When Tabitha was older, it was Retha who told her the whole truth. Papa and Mama split once. Papa went away. He traveled north a few times a year to tend to some business. None of the children knew what or where the business was, but they did know Papa was estranged from his family. Everything about his trips was secretive. But one year, after an ugly argument, he told Mama he wasn’t coming back, so she took up with a new man who put Tabitha in Mama’s belly. Then Papa came back to an expecting wife and the shame of it. It was that year that his drinking started—or so Retha said.
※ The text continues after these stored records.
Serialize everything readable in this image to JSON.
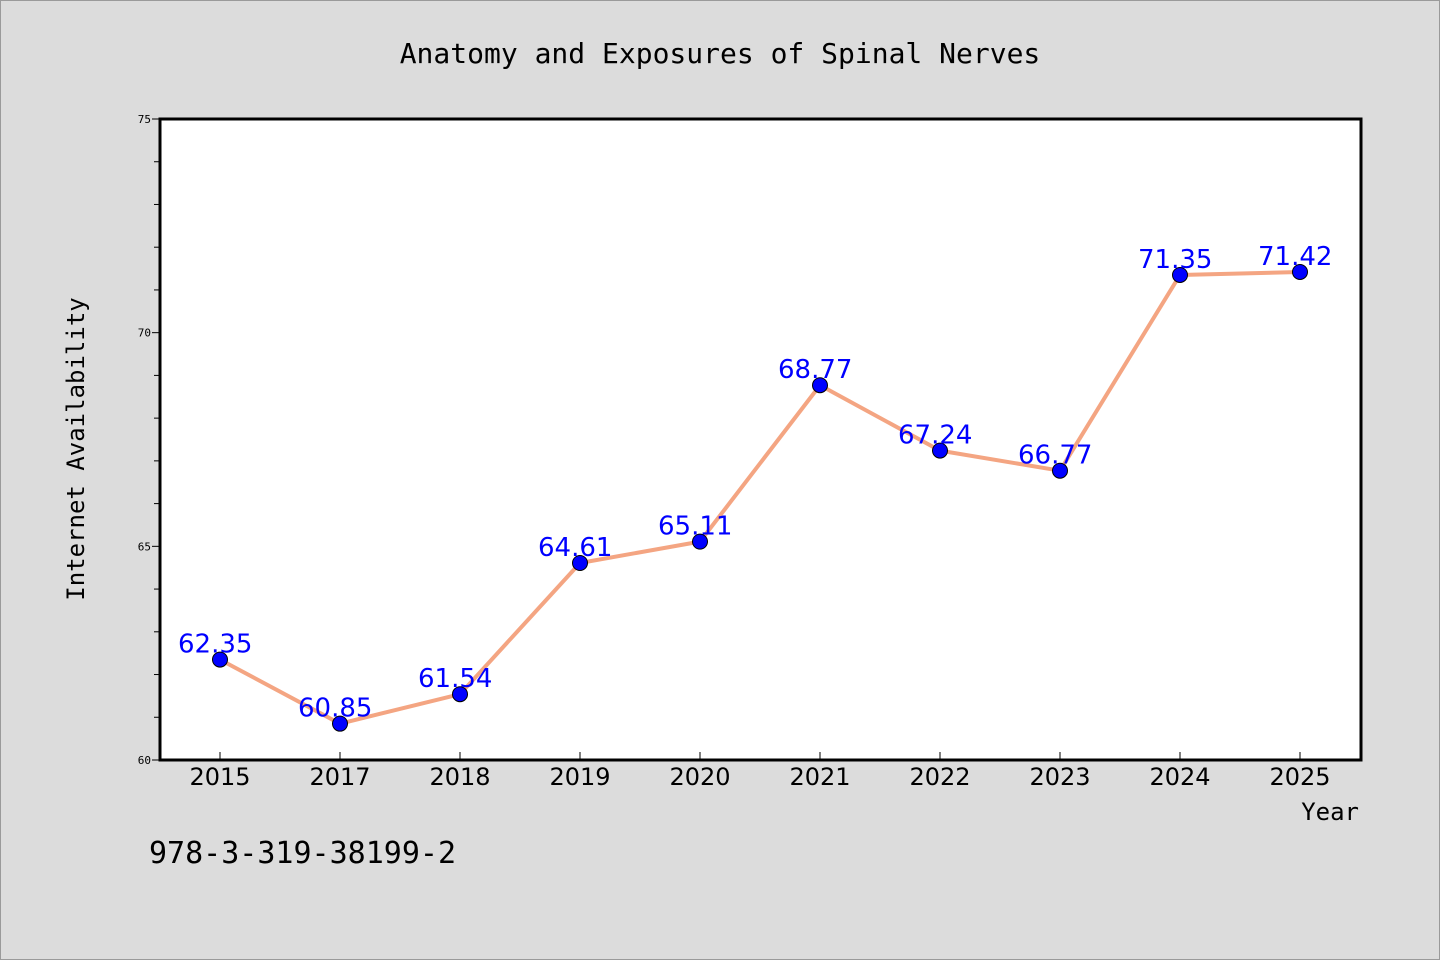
{
  "chart_data": {
    "type": "line",
    "title": "Anatomy and Exposures of Spinal Nerves",
    "xlabel": "Year",
    "ylabel": "Internet Availability",
    "categories": [
      "2015",
      "2017",
      "2018",
      "2019",
      "2020",
      "2021",
      "2022",
      "2023",
      "2024",
      "2025"
    ],
    "series": [
      {
        "values": [
          62.35,
          60.85,
          61.54,
          64.61,
          65.11,
          68.77,
          67.24,
          66.77,
          71.35,
          71.42
        ],
        "labels": [
          "62.35",
          "60.85",
          "61.54",
          "64.61",
          "65.11",
          "68.77",
          "67.24",
          "66.77",
          "71.35",
          "71.42"
        ]
      }
    ],
    "ylim": [
      60,
      75
    ],
    "y_ticks": [
      "60",
      "65",
      "70",
      "75"
    ],
    "grid": false,
    "colors": {
      "line": "#f4a582",
      "marker": "#0000ff",
      "data_label": "#0000ff",
      "plot_background": "#ffffff",
      "figure_background": "#dcdcdc"
    }
  },
  "footer_text": "978-3-319-38199-2"
}
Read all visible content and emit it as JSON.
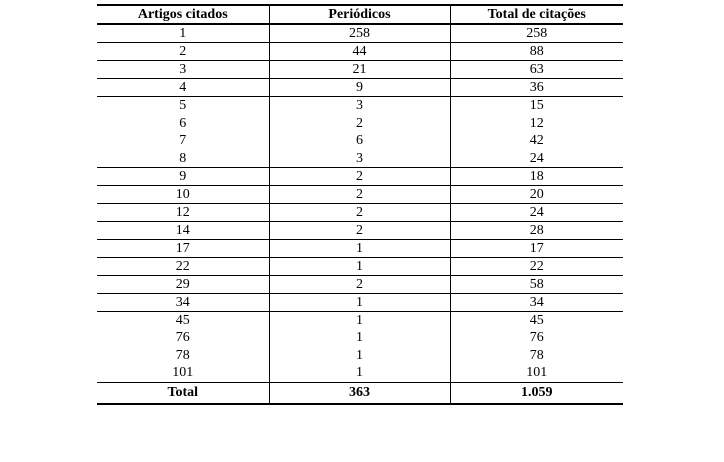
{
  "page": {
    "background_color": "#ffffff",
    "text_color": "#000000",
    "border_color": "#000000"
  },
  "table": {
    "headers": [
      "Artigos citados",
      "Periódicos",
      "Total de citações"
    ],
    "rows": [
      {
        "cells": [
          "1",
          "258",
          "258"
        ],
        "rule_below": true
      },
      {
        "cells": [
          "2",
          "44",
          "88"
        ],
        "rule_below": true
      },
      {
        "cells": [
          "3",
          "21",
          "63"
        ],
        "rule_below": true
      },
      {
        "cells": [
          "4",
          "9",
          "36"
        ],
        "rule_below": true
      },
      {
        "cells": [
          "5",
          "3",
          "15"
        ],
        "rule_below": false
      },
      {
        "cells": [
          "6",
          "2",
          "12"
        ],
        "rule_below": false
      },
      {
        "cells": [
          "7",
          "6",
          "42"
        ],
        "rule_below": false
      },
      {
        "cells": [
          "8",
          "3",
          "24"
        ],
        "rule_below": true
      },
      {
        "cells": [
          "9",
          "2",
          "18"
        ],
        "rule_below": true
      },
      {
        "cells": [
          "10",
          "2",
          "20"
        ],
        "rule_below": true
      },
      {
        "cells": [
          "12",
          "2",
          "24"
        ],
        "rule_below": true
      },
      {
        "cells": [
          "14",
          "2",
          "28"
        ],
        "rule_below": true
      },
      {
        "cells": [
          "17",
          "1",
          "17"
        ],
        "rule_below": true
      },
      {
        "cells": [
          "22",
          "1",
          "22"
        ],
        "rule_below": true
      },
      {
        "cells": [
          "29",
          "2",
          "58"
        ],
        "rule_below": true
      },
      {
        "cells": [
          "34",
          "1",
          "34"
        ],
        "rule_below": true
      },
      {
        "cells": [
          "45",
          "1",
          "45"
        ],
        "rule_below": false
      },
      {
        "cells": [
          "76",
          "1",
          "76"
        ],
        "rule_below": false
      },
      {
        "cells": [
          "78",
          "1",
          "78"
        ],
        "rule_below": false
      },
      {
        "cells": [
          "101",
          "1",
          "101"
        ],
        "rule_below": true
      }
    ],
    "footer": {
      "label": "Total",
      "periodicos_total": "363",
      "citacoes_total": "1.059"
    }
  }
}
Papa called her Bitta, supposedly short for Tabitha, but she always felt like it was short for bitter because she was a bitter reminder that Mama had been another man’s.

Dot’s voice got her out of her thoughts. “Anyway, I think you should go to dinner with him. We have to think on getting married.” That was all Dot had thought about since they were little girls. Marrying and raising children. She didn’t have any other thing that she wanted to do, and she was already keeping company with one of the boys in school. “It’s not easy to find a husband with so many Negro people leaving to go north.”

“The Good Book says, ‘He who finds a wife finds a good thing.’ It’s not the other way around. Women aren’t supposed to find husbands.”

“The Good Book will have you be a virgin praying in the temple.”

“Don’t blaspheme the Word.”

Dot rolled her eyes. “You don’t go nowhere but school, the store, and church. So how he gonna find you?”

“That’s not for me to decide.”

Dot’s smirk was long and full of expected disappointment. “You won’t even go to bingo or dance at the hall.”

“I’m not going to meet a good man in the dance hall.”

Dot pursed her lips. “You met exactly who you gonna meet in the store. An older man. You could do worse. At least you say he’s nice-looking, and he’s not poor if he’s got five dollars to give away.”

She was right about both. Joseph had a carriage. He wasn’t from Georgetown. He told her his people were from Atlanta, but he lived in Charleston. He traveled to Georgetown for business.

“I need a dress,” Tabitha said, realizing she’d decided that if Papa said yes, she would have dinner with Joseph.

“You have time to go to Hudson’s and pick out one.” Dot popped off the bed. “I’ll go with you tomorrow.”

“How much is a tea dress?”

Dot walked to Tabitha’s closet. “Hudson’s has afternoon dresses for five, six seven... eight dollars.”

Tabitha thought about the five dollars Joseph had given her. Spending it all on one dress that would be for one outing seemed wasteful.

“I know you been saving.” Dot’s words interrupted her thoughts and reminded her of the money she’d saved.

Mr. Wilson said he would pay Tabitha fifty cents a week to work in the store after school. Some weeks she got all the money, but other weeks she didn’t. Everything depended on what he sold and which customers paid their bills. He had a lot of customers who ran up credit and some that never really seemed to do anything but add to what they owed. Mr. Wilson was good-hearted, but he wasn’t a good businessman—not all the time. But he always gave Tabitha an extra fifty cents if she cooked on Friday and Saturday. He was sure to make money on the meals he sold. People paid for her food.

Tabitha had saved sixty-two dollars in the two years she’d worked in the store. She still made her church dresses, and she didn’t spend money on things like makeup, perfume, and fancy shoes and hats. She did her own hair too. Even Retha told her she was going to be an old maid if she didn’t start being more feminine sometimes.

But now she had a man calling on her—a full-grown man. She just hoped his age wouldn’t have Papa running the poor man off with a shotgun—or at least that was the dream, that Papa would care that much.

“Do you want to go buy a dress tomorrow?” Dot inserted herself in her thoughts again.

“I’m thinkin’ on it.”

Dot rolled her eyes. “What are you saving for anyway? You don’t need a dowry. You need to give in to the beauty of the romance.”

Dot was in love with a love story. It made sense. She wasn’t a giant. Petite was the word people used to describe Dot. Petite, fair-skinned, with long hair and pretty legs. It didn’t matter how many men moved north; with Dot’s looks, marriage would find her. Her future was set. Tabitha had to figure hers out.